Kubernetes deprecates and removes API versions over time. A manifest using apiVersion: extensions/v1beta1 for a Deployment worked in Kubernetes 1.15 but fails in 1.22 where that API version was removed. Validators check your apiVersion against the schema for your target cluster version.

Complex nesting is easy to get wrong

A Deployment wraps a ReplicaSet spec which wraps a Pod spec. The container definition is three levels deep.

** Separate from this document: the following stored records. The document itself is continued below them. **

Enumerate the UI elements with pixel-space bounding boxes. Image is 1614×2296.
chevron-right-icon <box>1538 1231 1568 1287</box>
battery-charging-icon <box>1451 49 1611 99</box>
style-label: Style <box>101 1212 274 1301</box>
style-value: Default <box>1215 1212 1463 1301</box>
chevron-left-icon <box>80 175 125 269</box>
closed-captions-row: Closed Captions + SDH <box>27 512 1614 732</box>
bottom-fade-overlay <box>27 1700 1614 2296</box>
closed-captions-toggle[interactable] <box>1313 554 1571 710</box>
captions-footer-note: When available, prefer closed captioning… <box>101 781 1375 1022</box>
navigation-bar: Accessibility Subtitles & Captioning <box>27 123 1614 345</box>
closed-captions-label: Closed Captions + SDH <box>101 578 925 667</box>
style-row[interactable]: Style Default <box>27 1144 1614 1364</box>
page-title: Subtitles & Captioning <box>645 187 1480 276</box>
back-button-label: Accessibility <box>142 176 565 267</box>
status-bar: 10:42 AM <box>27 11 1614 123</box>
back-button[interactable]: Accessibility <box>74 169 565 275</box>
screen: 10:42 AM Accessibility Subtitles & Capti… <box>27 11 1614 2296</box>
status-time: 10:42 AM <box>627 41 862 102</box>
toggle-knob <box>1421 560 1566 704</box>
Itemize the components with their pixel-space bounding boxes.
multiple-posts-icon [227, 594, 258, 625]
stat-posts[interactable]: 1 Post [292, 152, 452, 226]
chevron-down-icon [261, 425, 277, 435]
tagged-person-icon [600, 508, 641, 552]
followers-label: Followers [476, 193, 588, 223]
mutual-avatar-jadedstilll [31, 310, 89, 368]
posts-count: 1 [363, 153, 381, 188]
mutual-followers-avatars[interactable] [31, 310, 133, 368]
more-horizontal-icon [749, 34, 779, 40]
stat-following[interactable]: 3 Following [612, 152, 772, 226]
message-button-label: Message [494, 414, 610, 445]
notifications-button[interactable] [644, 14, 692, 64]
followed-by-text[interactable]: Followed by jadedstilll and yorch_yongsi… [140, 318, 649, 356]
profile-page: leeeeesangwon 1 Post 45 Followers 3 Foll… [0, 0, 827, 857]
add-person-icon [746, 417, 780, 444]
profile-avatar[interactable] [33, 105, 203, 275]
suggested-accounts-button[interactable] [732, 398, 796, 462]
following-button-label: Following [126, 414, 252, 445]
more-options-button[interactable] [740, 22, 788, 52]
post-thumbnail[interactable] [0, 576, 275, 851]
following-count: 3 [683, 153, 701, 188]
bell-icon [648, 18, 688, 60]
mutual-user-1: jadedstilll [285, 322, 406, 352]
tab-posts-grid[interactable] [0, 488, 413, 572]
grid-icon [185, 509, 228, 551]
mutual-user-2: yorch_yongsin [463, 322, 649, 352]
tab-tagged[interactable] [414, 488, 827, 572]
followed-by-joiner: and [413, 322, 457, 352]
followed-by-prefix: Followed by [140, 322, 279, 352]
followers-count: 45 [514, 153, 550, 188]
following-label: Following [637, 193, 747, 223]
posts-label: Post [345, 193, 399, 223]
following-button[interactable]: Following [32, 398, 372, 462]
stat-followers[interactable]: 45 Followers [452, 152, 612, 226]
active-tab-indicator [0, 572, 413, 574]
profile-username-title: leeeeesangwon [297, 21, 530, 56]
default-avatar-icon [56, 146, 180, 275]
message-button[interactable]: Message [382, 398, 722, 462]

Missing any level of nesting produces a valid YAML document that fails Kubernetes schema validation.

What Gets Validated

A Kubernetes YAML validator checks:

  • API version and kind — Is this a recognized Kubernetes resource type?
  • Required fields — Does the manifest have all required fields (e.g., metadata.name, spec.selector for a Deployment)?
  • Field types — Are string fields strings, integer fields integers, boolean fields booleans?
  • Enum values — Are fields like imagePullPolicy set to one of the allowed values (Always, Never, IfNotPresent)?
  • Structural validity — Are nested fields in the right place?

Common Kubernetes YAML Errors

Wrong selector / label mismatch

A Deployment's spec.selector must match the Pod template's metadata.labels. If they do not match, the Deployment cannot manage its Pods:

# This will fail — selector doesn't match template labels
spec:
  selector:
    matchLabels:
      app: my-app
  template:
    metadata:
      labels:
        app: my-application  # Mismatch!

Missing resource limits

While not a schema validation error, missing resource limits is flagged by most validators as a best practice issue. Without limits, a single container can consume all node resources:

resources:
  requests:
    memory: "128Mi"
    cpu: "250m"
  limits:
    memory: "256Mi"
    cpu: "500m"

Deprecated API versions

# Removed in Kubernetes 1.22
apiVersion: networking.k8s.io/v1beta1
kind: Ingress

# Current
apiVersion: networking.k8s.io/v1
kind: Ingress

Wrong port protocol

ports:
  - containerPort: 8080
    protocol: TCP  # Must be TCP, UDP, or SCTP

Using the DevHexLab Kubernetes YAML Validator

Paste your manifest (or multiple manifests separated by ---) into the validator. Select your target Kubernetes version. The validator checks the manifest against the official Kubernetes OpenAPI schema for that version.

Multi-document YAML

Most Kubernetes applications have multiple resources. Separate them with ---:

apiVersion: apps/v1
kind: Deployment
metadata:
  name: my-app
---
apiVersion: v1
kind: Service
metadata:
  name: my-app

The validator processes each document independently.

Understanding validation output

Each finding includes:

  • Path — the YAML path to the invalid field (e.g., spec.template.spec.containers[0].resources)
  • Message — what the validator found wrong
  • Severity — error (deployment will fail) or warning (best practice violation)

Integrating Validation into CI

Add YAML validation to your CI pipeline to catch errors before pull requests are merged:

# GitHub Actions example
- name: Validate Kubernetes manifests
  run: |
    kubeval --kubernetes-version 1.29.0 k8s/*.yaml

Tools like kubeval, kubeconform, and kube-score can be used in CI pipelines alongside the browser-based validator for quick iteration.

Conclusion

Validating Kubernetes YAML before applying it prevents deployment failures, catches API version deprecation early, and enforces best practices around resource limits and health checks. The DevHexLab Kubernetes YAML Validator lets you check manifests instantly in the browser without installing any tooling.